Jeremy Kaplan and Hal Samuels are two sides of the same legal coin. Jeremy is desperate, egotistical, and willing to do anything to protect his client. Conversely, Hal is ethical, kind, honorable, and dedicated to public service to the detriment of his marriage. Jessie is their common denominator, and they must ultimately face betraying her in order to vanquish the other.

Putting Jessie aside, who’s your favorite character in THE MIDNIGHT CALL, and why?

Mo Esposito, Jeremy’s secretary, has achieved that honor. She is totally unfiltered, unconditionally committed to her boss, and gets the job done with flair.

You’re also the author of the nonfiction bestseller Seats: New York guide. Do you find writing fiction more challenging than writing nonfiction? The other way around?

Non-fiction writing is a piece of cake compared to fiction writing. My theatre guides are composed of research, graphic art, photography, fact checking, and editing. There’s no deep POV, at all.
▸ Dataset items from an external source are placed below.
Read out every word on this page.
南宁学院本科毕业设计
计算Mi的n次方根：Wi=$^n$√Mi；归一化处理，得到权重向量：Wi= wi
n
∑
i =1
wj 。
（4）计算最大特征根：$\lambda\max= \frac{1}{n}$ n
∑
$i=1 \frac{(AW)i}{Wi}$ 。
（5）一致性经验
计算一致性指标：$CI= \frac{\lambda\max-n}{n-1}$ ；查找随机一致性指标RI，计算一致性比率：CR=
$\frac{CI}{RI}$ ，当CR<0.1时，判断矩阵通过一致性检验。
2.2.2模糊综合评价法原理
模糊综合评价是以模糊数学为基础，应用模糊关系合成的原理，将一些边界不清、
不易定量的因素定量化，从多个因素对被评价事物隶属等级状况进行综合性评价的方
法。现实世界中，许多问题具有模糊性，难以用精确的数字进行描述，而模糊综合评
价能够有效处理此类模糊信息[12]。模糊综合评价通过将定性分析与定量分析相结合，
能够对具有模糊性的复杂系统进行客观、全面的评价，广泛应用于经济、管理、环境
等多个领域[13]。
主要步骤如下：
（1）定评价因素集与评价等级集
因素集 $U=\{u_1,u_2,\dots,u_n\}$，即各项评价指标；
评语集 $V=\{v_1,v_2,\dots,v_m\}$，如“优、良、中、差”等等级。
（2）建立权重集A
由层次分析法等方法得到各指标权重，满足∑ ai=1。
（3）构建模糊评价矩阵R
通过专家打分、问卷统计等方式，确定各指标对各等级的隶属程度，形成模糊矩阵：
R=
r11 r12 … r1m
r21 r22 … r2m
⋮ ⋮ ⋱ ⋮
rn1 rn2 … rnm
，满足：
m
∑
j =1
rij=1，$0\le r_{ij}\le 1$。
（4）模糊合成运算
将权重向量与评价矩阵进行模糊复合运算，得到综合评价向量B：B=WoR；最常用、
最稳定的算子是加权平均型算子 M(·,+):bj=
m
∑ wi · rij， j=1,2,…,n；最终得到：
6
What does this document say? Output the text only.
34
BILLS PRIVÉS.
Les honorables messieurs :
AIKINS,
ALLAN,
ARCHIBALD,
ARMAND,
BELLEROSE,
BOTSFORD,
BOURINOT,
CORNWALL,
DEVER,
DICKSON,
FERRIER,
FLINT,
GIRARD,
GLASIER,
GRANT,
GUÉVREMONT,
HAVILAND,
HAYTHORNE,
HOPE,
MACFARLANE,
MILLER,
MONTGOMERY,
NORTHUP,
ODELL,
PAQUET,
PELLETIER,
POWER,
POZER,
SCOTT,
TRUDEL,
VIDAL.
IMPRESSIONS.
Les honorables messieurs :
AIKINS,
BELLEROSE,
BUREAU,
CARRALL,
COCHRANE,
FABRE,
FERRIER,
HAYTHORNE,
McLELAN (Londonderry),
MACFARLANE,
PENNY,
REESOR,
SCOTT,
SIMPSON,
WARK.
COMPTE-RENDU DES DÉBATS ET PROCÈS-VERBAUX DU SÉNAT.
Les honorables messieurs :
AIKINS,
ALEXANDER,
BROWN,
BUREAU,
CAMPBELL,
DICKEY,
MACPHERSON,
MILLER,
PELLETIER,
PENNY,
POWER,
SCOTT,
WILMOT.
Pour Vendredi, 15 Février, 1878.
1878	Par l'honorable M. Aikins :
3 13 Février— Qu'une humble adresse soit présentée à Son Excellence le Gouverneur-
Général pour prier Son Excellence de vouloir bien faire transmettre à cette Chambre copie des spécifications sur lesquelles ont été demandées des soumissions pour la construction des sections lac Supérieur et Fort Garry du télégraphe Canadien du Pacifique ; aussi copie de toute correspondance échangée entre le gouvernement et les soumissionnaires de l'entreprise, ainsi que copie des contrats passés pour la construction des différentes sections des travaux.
While THE MIDNIGHT CALL is certainly a thriller, it also contains elements of romance and suspense. Did you encounter any difficulties in blending genres?

Blending genres is terrific fun and is a tradition in the mystery/suspense/thriller genre. For example, in Agatha Christie’s Death on the Nile, the main conflict that leads to murder is a love triangle. Like Christie, I believe that a mash-up of genres creates three-dimensional characters that are living true lives. The fact that the protagonist’s life is in danger doesn’t preclude them from falling in love, dealing with an ex, having medical problems, suffering over a friend’s death or having a baby. Life is messy.

Please describe your writing process. How, if at all, has your background as an attorney influenced your approach to writing?

The practice of law has provided me with four essential craft skills that I’ve been able to incorporate into my writing: discipline, vocabulary, plotting and research. Unfortunately, attorneys are not trained to be “brief” and over-writing is a difficult habit to break. However, my insider access to the judicial and criminal justice systems is at the heart of my novels.

Can we expect a sequel featuring any of the characters in THE MIDNIGHT CALL?

Yes. In the sequel, Hooker Avenue, Jessie Martin, Esq. and Detective Ebony Jones are at odds, but ultimately join forces to investigate the mysterious disappearances of eight prostitutes before another vanishes. I intend to keep the series going because there are so many delicious, truth-is-stranger-than-fiction stories to be told. I can’t wait to weave my characters into them and take my readers along for the ride.


Jodé Millman is the author of the best-selling SEATS: NEW YORK guide. Her debut thriller, THE MIDNIGHT CALL, was short-listed for the Clue Award and was named “Best Police Procedural” by and is being released by Immortal Works in June 2019.

She’s an attorney, professor, podcast producer (Backstage with the Bardavon), and writes for InSinC Quarterly.